LONDON (AFP) - The police chief at the 1989 Hillsborough stadium disaster admitted on Tuesday that his failure to close a tunnel was the "direct cause" of the deaths of 96 Liverpool supporters.
David Duckenfield had earlier told an inquest that it was his decision to open an exit gate that allowed fans to stream into two already packed pens at Sheffield Wednesday's Hillsborough ground, causing a fatal crush.
Asked by a lawyer representing Britain's Police Federation if the failure to close the tunnel leading to the pens had been the direct cause of the tragedy, Duckenfield replied: "Yes sir."
The tragedy, which occurred at the beginning of an FA Cup semi-final between Liverpool and Nottingham Forest in April 1989, was the worst sporting disaster in British history.
Duckenfield, 70 and now retired, was responding to questions from Paul Greaney QC during his sixth day of evidence at a purpose-built court in Warrington, northwest England.
Asked if it was true that he "froze" prior to giving the order to open the gate at the stadium's Leppings Lane End, Duckenfield replied: "Yes sir."
Pursuing his questioning, Greaney asked Duckenfield if closing the tunnel leading to the two pens would have "prevented the tragedy", to which the former police chief again replied: "Yes sir." Duckenfield admitted failing to recognise that there was a need to close the tunnel.
Greaney then stated: "That failure was the direct cause of the deaths of 96 persons in the Hillsborough tragedy." Duckenfield responded: "Yes sir."

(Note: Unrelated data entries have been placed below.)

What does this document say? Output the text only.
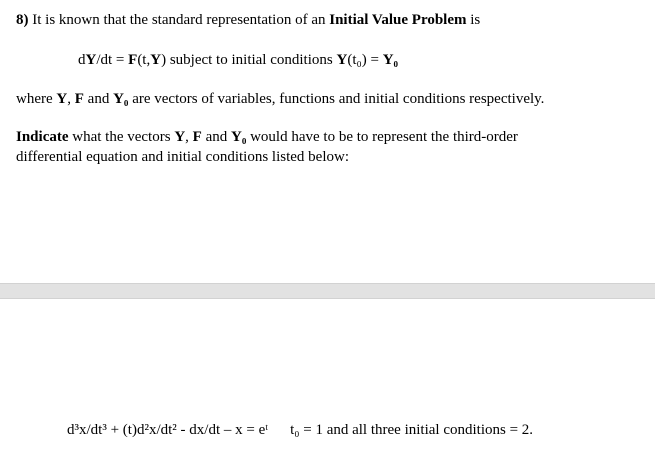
8) It is known that the standard representation of an Initial Value Problem is
dY/dt = F(t,Y) subject to initial conditions Y(t₀) = Y₀
where Y, F and Y₀ are vectors of variables, functions and initial conditions respectively.
Indicate what the vectors Y, F and Y₀ would have to be to represent the third-order
differential equation and initial conditions listed below:
d³x/dt³ + (t)d²x/dt² - dx/dt – x = eᵗ t₀ = 1 and all three initial conditions = 2.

Greaney also asked Duckenfield if he had been incompetent in his role on the day of the disaster.
Duckenfield answered: "I think it is a view some would agree with, sir."
The probe, which is made up of multiple inquests into the individual deaths, began in March 2014 and is expected to last until at least November.
The original coroner's verdicts were quashed in 2012 amid claims of a police cover-up, following a campaign by victims' families.